Dir: Mark McNabb
Star: Dalton Mugridge, Christopher Fazio, Ciara O’Hanlon, Roddy Piper
You may remember our review of the original, which was basically the critical equivalent of a going-over in a dark alley, with baseball bats. Well, the Community Players Group of Sarnia are back with a sequel. And it’s a distinct improvement on the original. Ok, while we are still not talking “good”, by any standards applicable outside Sarnia city limits, viewing it didn’t leave me with the urge to drive nails repeatedly into my cerebral cortex, in a desperate attempt to destroy the experience, which I felt last time. It does remain a cheap Harry Potter rip-off, with Billy (Mugridge) once again embarking on an adventure, this time to try and rescue the soul of his magic teacher William Thurgood (Piper), which has been sucked into a necklace. The kids have three days to save him, though they demonstrate a complete lack of urgency, meandering around a horse0farm and improving their tree-fort, rather than doing anything productive on the Thurgood-rescuing front.
Areas of improvement.
- The cinematography is decent, and makes the locations look like a nice place to visit.
- The script restrains itself from over-reaching beyond what the makers can provide e.g. no woefully inadequate dragon battle, though they should perhaps have skipped Billy flying.
- It’s mostly focused on the kids, so at least you don’t have bad adult actors as well.
- Iain Kelso’s soundtrack is pleasant, though appears to have strayed in from a completely different movie.

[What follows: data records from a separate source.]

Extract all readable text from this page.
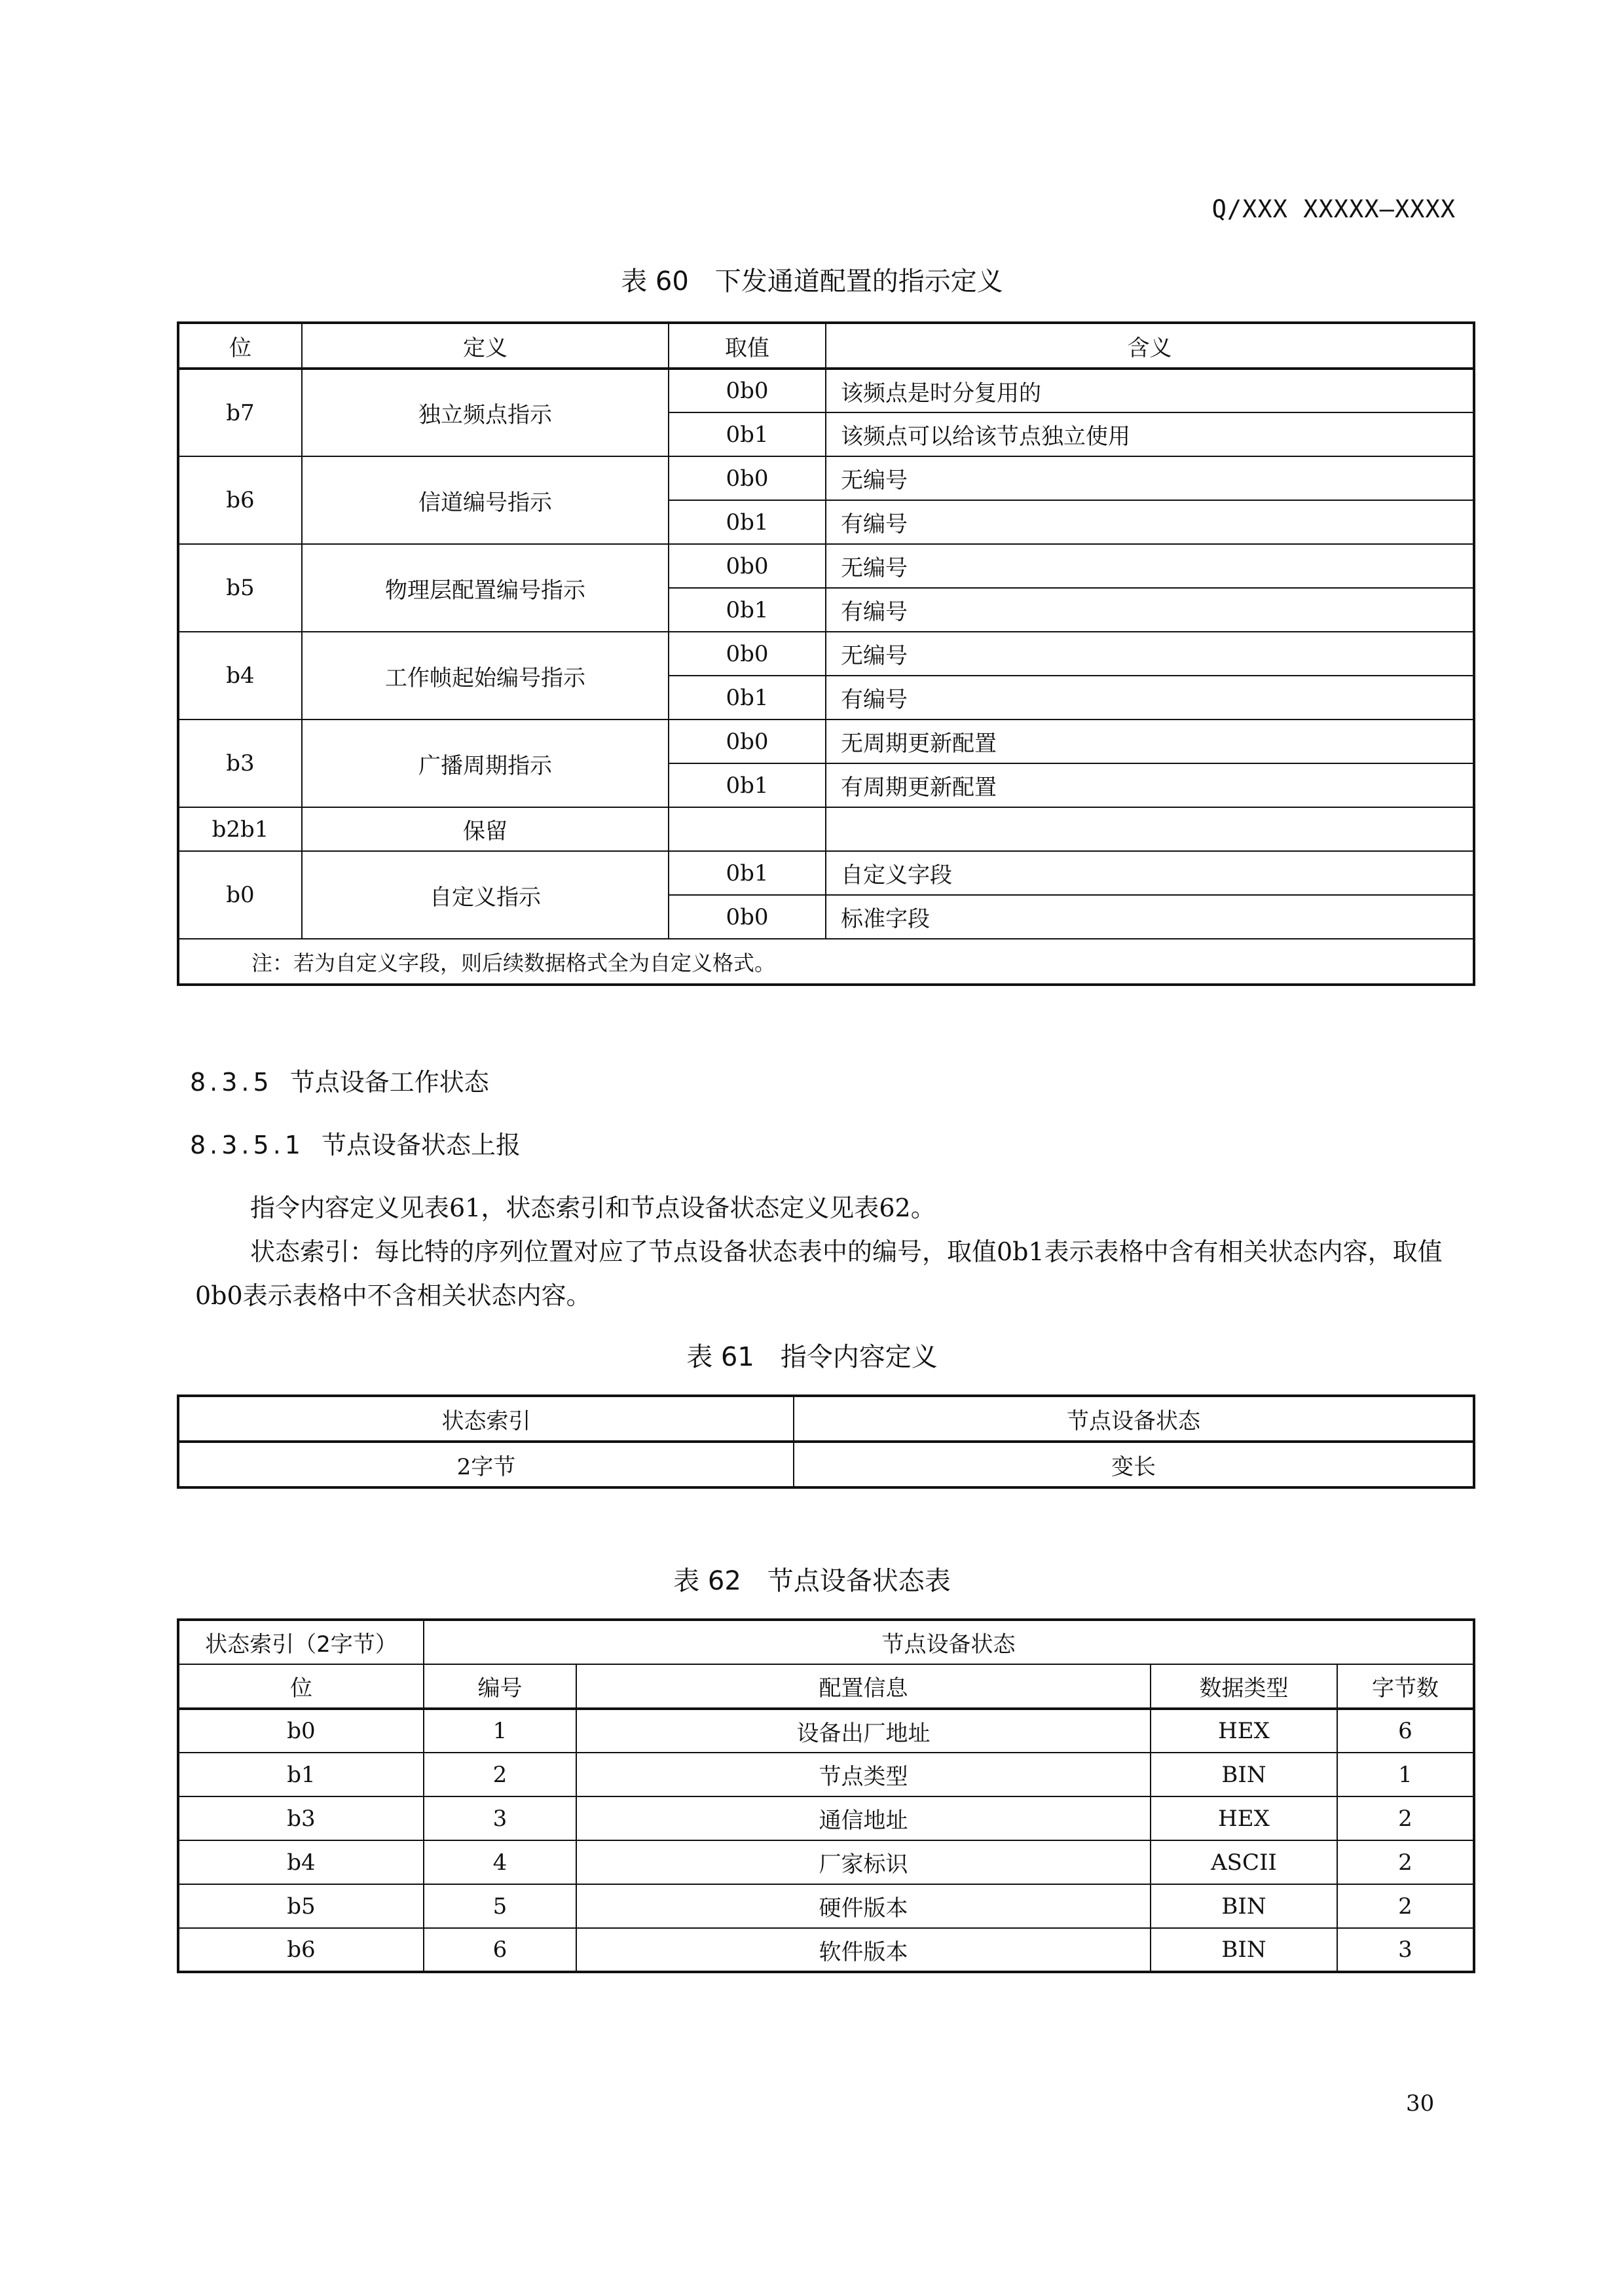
Q/XXX XXXXX—XXXX
表 60　下发通道配置的指示定义
位	定义	取值	含义
b7	独立频点指示	0b0	该频点是时分复用的
		0b1	该频点可以给该节点独立使用
b6	信道编号指示	0b0	无编号
		0b1	有编号
b5	物理层配置编号指示	0b0	无编号
		0b1	有编号
b4	工作帧起始编号指示	0b0	无编号
		0b1	有编号
b3	广播周期指示	0b0	无周期更新配置
		0b1	有周期更新配置
b2b1	保留		
b0	自定义指示	0b1	自定义字段
		0b0	标准字段
注：若为自定义字段，则后续数据格式全为自定义格式。			
8.3.5 节点设备工作状态
8.3.5.1 节点设备状态上报

指令内容定义见表61，状态索引和节点设备状态定义见表62。

状态索引：每比特的序列位置对应了节点设备状态表中的编号，取值0b1表示表格中含有相关状态内容，取值0b0表示表格中不含相关状态内容。

表 61　指令内容定义
状态索引	节点设备状态
2字节	变长
表 62　节点设备状态表
状态索引（2字节）	节点设备状态			
位	编号	配置信息	数据类型	字节数
b0	1	设备出厂地址	HEX	6
b1	2	节点类型	BIN	1
b3	3	通信地址	HEX	2
b4	4	厂家标识	ASCII	2
b5	5	硬件版本	BIN	2
b6	6	软件版本	BIN	3
30
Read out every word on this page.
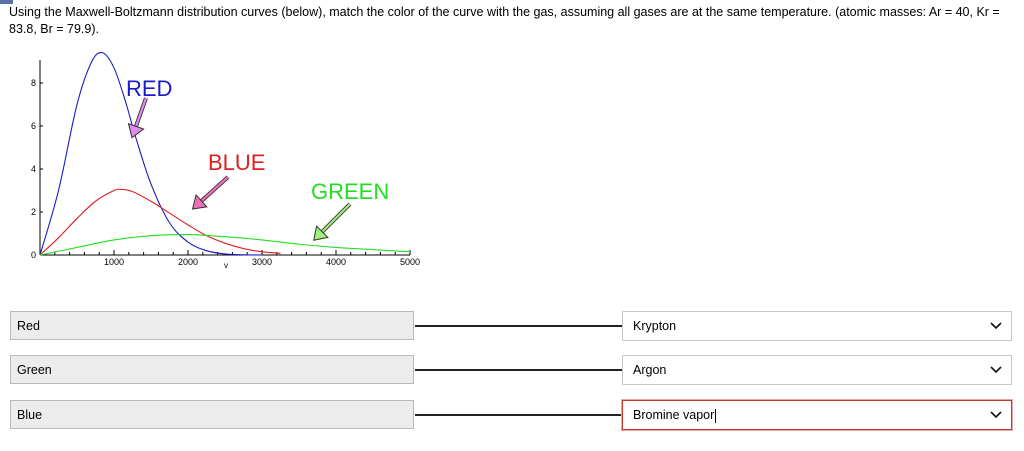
Using the Maxwell-Boltzmann distribution curves (below), match the color of the curve with the gas, assuming all gases are at the same temperature. (atomic masses: Ar = 40, Kr = 83.8, Br = 79.9).

1000	2000	3000	4000	5000
0
2
4
6
8
v
RED
BLUE
GREEN
Red	Krypton
Green	Argon
Blue	Bromine vapor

- Dialogue for the children which sounds either like it was improvised on the spot, or was written for them by a college professor. Hard to say which is worse.
- Awful pacing. As noted, there’s no sense of urgency, and you can’t even tell how much time has passed, since the central characters seem to wear the same clothes for the entire period, supposedly three days, over which events unfold.

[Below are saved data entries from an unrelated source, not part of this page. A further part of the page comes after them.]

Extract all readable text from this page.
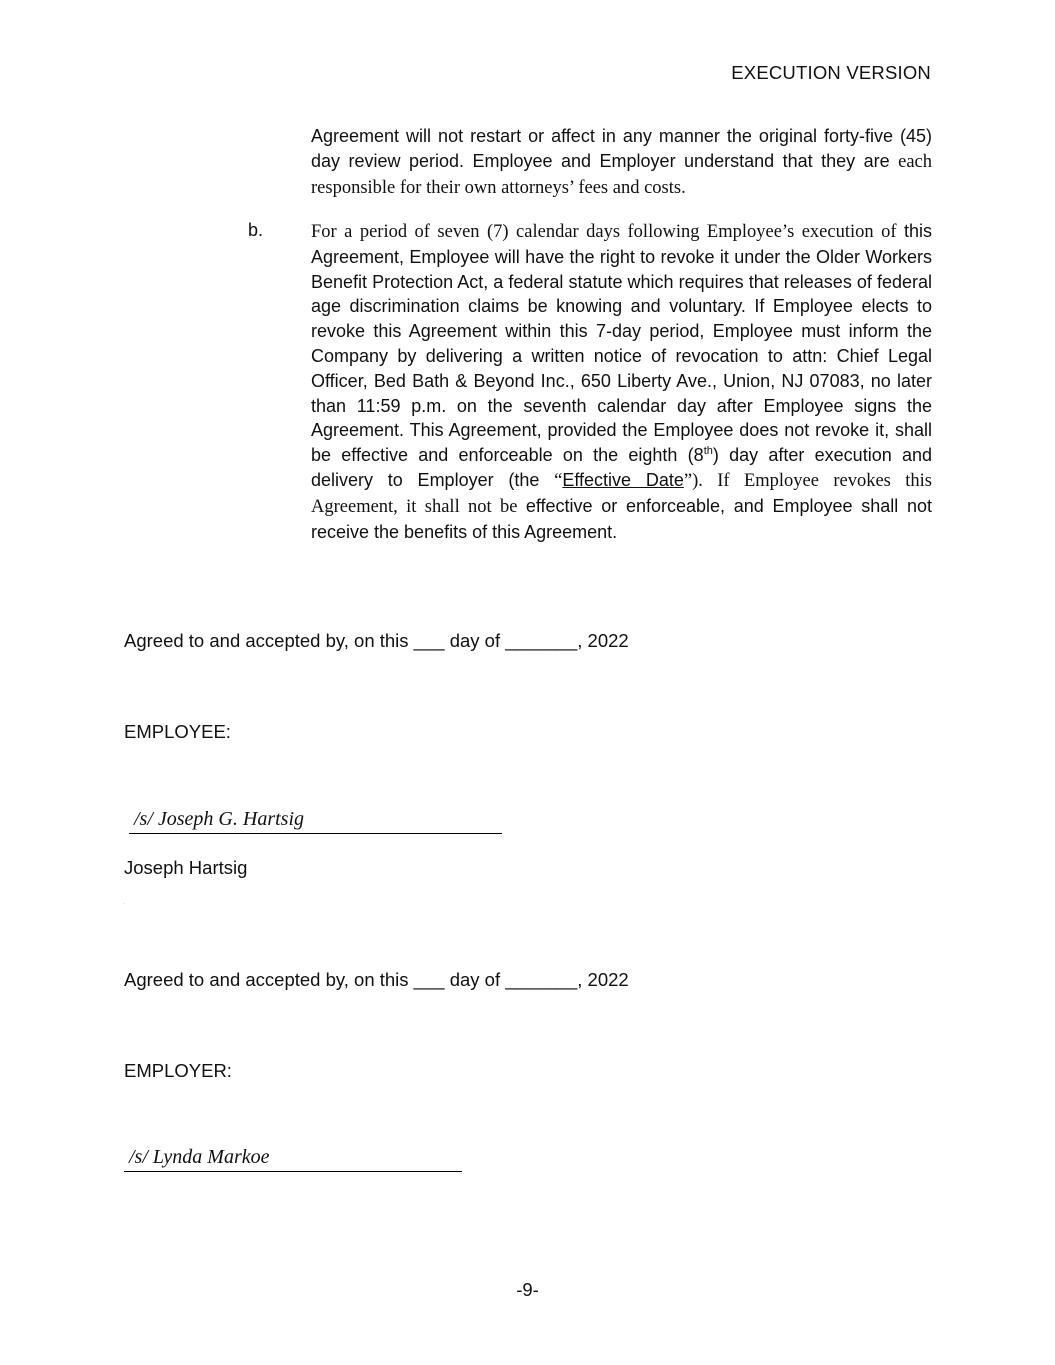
EXECUTION VERSION
Agreement will not restart or affect in any manner the original forty-five (45) day review period. Employee and Employer understand that they are each responsible for their own attorneys’ fees and costs.
b.	For a period of seven (7) calendar days following Employee’s execution of this Agreement, Employee will have the right to revoke it under the Older Workers Benefit Protection Act, a federal statute which requires that releases of federal age discrimination claims be knowing and voluntary. If Employee elects to revoke this Agreement within this 7-day period, Employee must inform the Company by delivering a written notice of revocation to attn: Chief Legal Officer, Bed Bath & Beyond Inc., 650 Liberty Ave., Union, NJ 07083, no later than 11:59 p.m. on the seventh calendar day after Employee signs the Agreement. This Agreement, provided the Employee does not revoke it, shall be effective and enforceable on the eighth (8th) day after execution and delivery to Employer (the “Effective Date”). If Employee revokes this Agreement, it shall not be effective or enforceable, and Employee shall not receive the benefits of this Agreement.
Agreed to and accepted by, on this ___ day of _______, 2022
EMPLOYEE:
/s/ Joseph G. Hartsig
Joseph Hartsig
.
Agreed to and accepted by, on this ___ day of _______, 2022
EMPLOYER:
/s/ Lynda Markoe
-9-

- Inept action sequences. While the idea of a swordfight may have seemed a good one, the execution resembles a play fight staged by two disinterested eleven-year olds. Which, I guess, is exactly what it is.

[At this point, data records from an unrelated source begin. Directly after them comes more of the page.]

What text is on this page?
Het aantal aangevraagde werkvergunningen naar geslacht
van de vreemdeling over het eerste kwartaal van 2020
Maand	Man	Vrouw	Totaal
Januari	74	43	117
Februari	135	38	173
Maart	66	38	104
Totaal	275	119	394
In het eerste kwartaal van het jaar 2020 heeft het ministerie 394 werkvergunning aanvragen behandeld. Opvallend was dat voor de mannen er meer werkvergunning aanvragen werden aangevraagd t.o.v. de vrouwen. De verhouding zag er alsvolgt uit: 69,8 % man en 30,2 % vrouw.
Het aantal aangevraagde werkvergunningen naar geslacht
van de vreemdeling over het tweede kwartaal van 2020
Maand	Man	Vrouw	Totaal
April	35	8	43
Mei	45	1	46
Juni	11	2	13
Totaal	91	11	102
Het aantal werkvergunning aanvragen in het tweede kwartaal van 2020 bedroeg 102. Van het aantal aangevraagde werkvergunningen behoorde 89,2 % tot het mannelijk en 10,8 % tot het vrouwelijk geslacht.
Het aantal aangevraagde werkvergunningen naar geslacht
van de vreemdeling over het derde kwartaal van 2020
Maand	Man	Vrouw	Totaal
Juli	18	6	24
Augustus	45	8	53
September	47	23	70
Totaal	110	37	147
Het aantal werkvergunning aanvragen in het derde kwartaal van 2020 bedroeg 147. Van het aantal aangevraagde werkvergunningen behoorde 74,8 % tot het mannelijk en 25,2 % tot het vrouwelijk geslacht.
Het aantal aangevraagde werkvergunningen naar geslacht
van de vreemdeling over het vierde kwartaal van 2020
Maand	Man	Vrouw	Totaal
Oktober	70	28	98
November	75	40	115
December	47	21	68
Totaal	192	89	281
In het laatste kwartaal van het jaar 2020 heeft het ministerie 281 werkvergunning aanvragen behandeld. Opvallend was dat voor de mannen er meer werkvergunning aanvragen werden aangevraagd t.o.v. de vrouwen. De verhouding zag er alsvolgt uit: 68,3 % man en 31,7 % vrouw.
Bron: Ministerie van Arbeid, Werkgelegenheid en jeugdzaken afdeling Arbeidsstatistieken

It’s not as actively painful as last time, and there is enough improvement to make me think that, if this is maintained, then the series could eventually become worthwhile [even if Billy Owens will probably need to be a middle-aged accountant by that point]. However, at the moment, the conclusion is much the same as last time: if you’re looking for a film “like” Harry Potter, why not rent Harry Potter?